The 10-day disabled list -- or "DL" -- allows clubs to remove players from the 25-man active roster while keeping them on the 40-man roster. Players can be placed on the 10-day DL for any type of injury, though players with concussion symptoms are first sent to the 7-day DL. Players on the 10-day DL must remain out of action for at least 10 days, though a player can also stay on the list for considerably longer than 10 days, if necessary.

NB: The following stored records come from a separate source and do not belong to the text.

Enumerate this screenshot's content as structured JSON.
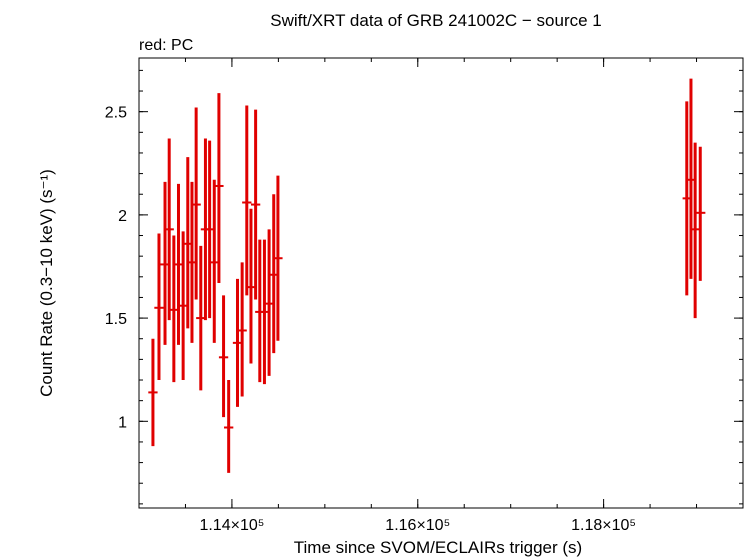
{
  "chart_data": {
    "type": "scatter",
    "title": "Swift/XRT data of GRB 241002C − source 1",
    "subtitle": "red: PC",
    "xlabel": "Time since SVOM/ECLAIRs trigger (s)",
    "ylabel": "Count Rate (0.3−10 keV) (s⁻¹)",
    "xlim": [
      113000,
      119500
    ],
    "ylim": [
      0.58,
      2.76
    ],
    "x_ticks": [
      {
        "value": 114000,
        "label": "1.14×10⁵"
      },
      {
        "value": 116000,
        "label": "1.16×10⁵"
      },
      {
        "value": 118000,
        "label": "1.18×10⁵"
      }
    ],
    "y_ticks": [
      {
        "value": 1,
        "label": "1"
      },
      {
        "value": 1.5,
        "label": "1.5"
      },
      {
        "value": 2,
        "label": "2"
      },
      {
        "value": 2.5,
        "label": "2.5"
      }
    ],
    "grid": false,
    "series": [
      {
        "color": "#e00000",
        "points": [
          {
            "x": 113150,
            "xerr": 50,
            "y": 1.14,
            "ylo": 0.88,
            "yhi": 1.4
          },
          {
            "x": 113215,
            "xerr": 50,
            "y": 1.55,
            "ylo": 1.2,
            "yhi": 1.91
          },
          {
            "x": 113280,
            "xerr": 50,
            "y": 1.76,
            "ylo": 1.37,
            "yhi": 2.16
          },
          {
            "x": 113325,
            "xerr": 50,
            "y": 1.93,
            "ylo": 1.49,
            "yhi": 2.37
          },
          {
            "x": 113375,
            "xerr": 50,
            "y": 1.54,
            "ylo": 1.19,
            "yhi": 1.9
          },
          {
            "x": 113425,
            "xerr": 50,
            "y": 1.76,
            "ylo": 1.37,
            "yhi": 2.15
          },
          {
            "x": 113475,
            "xerr": 50,
            "y": 1.56,
            "ylo": 1.2,
            "yhi": 1.92
          },
          {
            "x": 113525,
            "xerr": 50,
            "y": 1.86,
            "ylo": 1.45,
            "yhi": 2.28
          },
          {
            "x": 113570,
            "xerr": 50,
            "y": 1.77,
            "ylo": 1.38,
            "yhi": 2.16
          },
          {
            "x": 113615,
            "xerr": 50,
            "y": 2.05,
            "ylo": 1.59,
            "yhi": 2.52
          },
          {
            "x": 113665,
            "xerr": 50,
            "y": 1.5,
            "ylo": 1.15,
            "yhi": 1.85
          },
          {
            "x": 113715,
            "xerr": 50,
            "y": 1.93,
            "ylo": 1.49,
            "yhi": 2.37
          },
          {
            "x": 113760,
            "xerr": 50,
            "y": 1.93,
            "ylo": 1.5,
            "yhi": 2.36
          },
          {
            "x": 113810,
            "xerr": 50,
            "y": 1.77,
            "ylo": 1.38,
            "yhi": 2.17
          },
          {
            "x": 113860,
            "xerr": 50,
            "y": 2.14,
            "ylo": 1.67,
            "yhi": 2.59
          },
          {
            "x": 113910,
            "xerr": 50,
            "y": 1.31,
            "ylo": 1.02,
            "yhi": 1.61
          },
          {
            "x": 113965,
            "xerr": 50,
            "y": 0.97,
            "ylo": 0.75,
            "yhi": 1.2
          },
          {
            "x": 114060,
            "xerr": 50,
            "y": 1.38,
            "ylo": 1.07,
            "yhi": 1.69
          },
          {
            "x": 114110,
            "xerr": 50,
            "y": 1.44,
            "ylo": 1.12,
            "yhi": 1.77
          },
          {
            "x": 114160,
            "xerr": 50,
            "y": 2.06,
            "ylo": 1.61,
            "yhi": 2.53
          },
          {
            "x": 114205,
            "xerr": 50,
            "y": 1.65,
            "ylo": 1.28,
            "yhi": 2.03
          },
          {
            "x": 114255,
            "xerr": 50,
            "y": 2.05,
            "ylo": 1.59,
            "yhi": 2.51
          },
          {
            "x": 114300,
            "xerr": 50,
            "y": 1.53,
            "ylo": 1.19,
            "yhi": 1.88
          },
          {
            "x": 114350,
            "xerr": 50,
            "y": 1.53,
            "ylo": 1.18,
            "yhi": 1.88
          },
          {
            "x": 114400,
            "xerr": 50,
            "y": 1.57,
            "ylo": 1.22,
            "yhi": 1.93
          },
          {
            "x": 114450,
            "xerr": 50,
            "y": 1.71,
            "ylo": 1.33,
            "yhi": 2.1
          },
          {
            "x": 114495,
            "xerr": 50,
            "y": 1.79,
            "ylo": 1.39,
            "yhi": 2.19
          },
          {
            "x": 118895,
            "xerr": 45,
            "y": 2.08,
            "ylo": 1.61,
            "yhi": 2.55
          },
          {
            "x": 118940,
            "xerr": 45,
            "y": 2.17,
            "ylo": 1.69,
            "yhi": 2.66
          },
          {
            "x": 118985,
            "xerr": 45,
            "y": 1.93,
            "ylo": 1.5,
            "yhi": 2.35
          },
          {
            "x": 119040,
            "xerr": 55,
            "y": 2.01,
            "ylo": 1.68,
            "yhi": 2.33
          }
        ]
      }
    ]
  }
}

Players may be placed on the 10-day DL "retroactively," meaning the DL stint is backdated to the day after the last date on which the player appeared in a game. For instance, if a pitcher is diagnosed with elbow inflammation on June 4 after feeling soreness during his June 1 start, he could be placed on the 10-day DL on June 4 retroactive to June 2. In that case, he would be eligible to return from the disabled list on June 12.
History of the rule
As part of the 2017-21 Collective Bargaining Agreement, the 10-day DL replaced the 15-day DL as the shortest DL option for non-concussion injuries. Clubs have three disabled-list options: The 7-day DL (solely for players experiencing concussion symptoms), the 10-day DL and the 60-day DL. Baseball had a 10-day disabled list at various points through its history before it was dropped in 1984.
Nationals shortstop Trea Turner suffered a right hamstring strain during a game on April 8, 2017, and was placed on the 10-day DL on April 10, retroactive to April 9. He was activated April 21.
Note: The information contained in this glossary entry is subject to change as details emerge.